- Born: 12 December 1989 Changsha, Hunan, China
- Died: 9 August 2015 (aged 25) China
- Occupation: Actor
- Years active: 2008–2015

= Wang Jiexi =

Chinese actress

Wang Jiexi (王洁曦 (Wáng Jiéxī); 12 December 1989 – 9 August 2015) was a Chinese actor of cinema and television. She was a graduate of the Beijing Film Academy's Performance Department and began her professional acting career in 2008 until her death from leukaemia at age 25 in 2015.

==Biography==
On 12 December 1989, Wang was born in Changsha, which a city located in the Hunan Province. She was of Han descent. Wang did hosting during her childhood years but did not do this when she was older. Following her graduation from high school, Wang went on to graduate from the Beijing Film Academy's Performance Department. Wang began her acting career in the 2008 Hunan Television urban comedy Ugly Invincible, in which she portrayed the role of Dong Yingying, the girlfriend of Fei Denan. The performance earned her the 2008 Asian Star Competition Dance Gold Award and ten more Chinese accolades. During the following year, Wang played the third daughter Long Jiajia in the 2009 Wei Jian-directed family drama I Love Long Jia Le. She was also a presenter on an entertainment channel and was Lili in A Family Rushing Forward.

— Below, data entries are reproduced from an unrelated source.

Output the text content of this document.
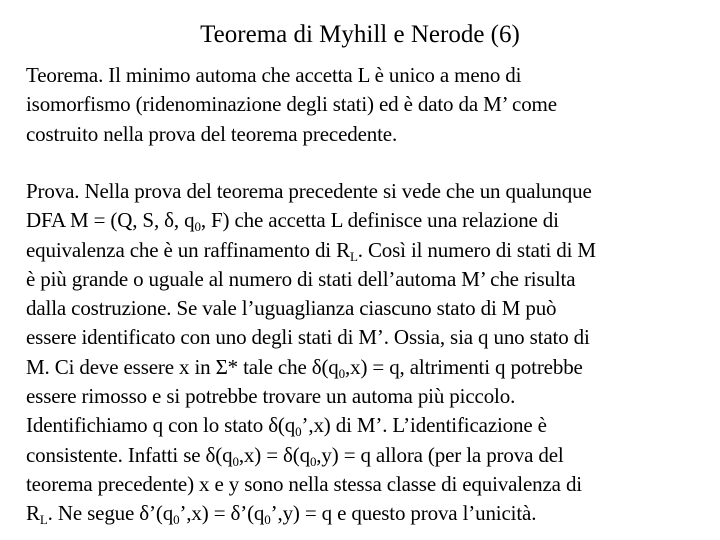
Teorema di Myhill e Nerode (6)
Teorema. Il minimo automa che accetta L è unico a meno di
isomorfismo (ridenominazione degli stati) ed è dato da M’ come
costruito nella prova del teorema precedente.
Prova. Nella prova del teorema precedente si vede che un qualunque
DFA M = (Q, S, δ, $q_0$, F) che accetta L definisce una relazione di
equivalenza che è un raffinamento di $R_L$. Così il numero di stati di M
è più grande o uguale al numero di stati dell’automa M’ che risulta
dalla costruzione. Se vale l’uguaglianza ciascuno stato di M può
essere identificato con uno degli stati di M’. Ossia, sia q uno stato di
M. Ci deve essere x in Σ* tale che $\delta(q_0,x) = q$, altrimenti q potrebbe
essere rimosso e si potrebbe trovare un automa più piccolo.
Identifichiamo q con lo stato $\delta(q_0’,x)$ di M’. L’identificazione è
consistente. Infatti se $\delta(q_0,x) = \delta(q_0,y) = q$ allora (per la prova del
teorema precedente) x e y sono nella stessa classe di equivalenza di
$R_L$. Ne segue $\delta’(q_0’,x)$ = $\delta’(q_0’,y) = q$ e questo prova l’unicità.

In 2011, she played a female Normal University student in the film Beginning of the Great Revival. In the following year, Wang was featured in the youth life and youth inspiration themed film Sentimental Chronicles. She was the companion character in the 2013 night-time themed film Mummy, and was featured as the antagonist in the thriller Dead Sign, which was shortlisted at the 37th Montreal International Film Festival, also held in 2013. Over the course of 2014, Wang portrayed Teng Ji in The Virtuous Queen of Han, and was in the role of Zheng Luoyun, the fiancee of Gao Changgong, in the ancient drama television programme Princess of Lanling King. Wang took a hiatus from the show business industry as a consequence of her recuperating from health issues in January 2015. She played the part of Guo Xiaomei in Fighting Youth, which was released after death in 2015.

==Personal life==

At 11 pm on the evening of 9 August 2015, she died of leukaemia at the age of 25.

== Style ==
Wang received media coverage during her acting career in China, and she had roles ranging from "a rebellious beautiful girl to an innocent college student", which enabled her to "follow the route of youth fashion, whether it is the poetry in the previous movie "Mummy" or Wang Zhi in the horror film "The Old Town." Sohu wrote that the actor "uses more authentic acting skills to create a female character with a beautiful appearance and a complicated heart" but said the release of the two dramas she featured was in during 2014 had "gradually revealed Wang Jiexi's beautiful costume appearance and more restrained and solid performance skills."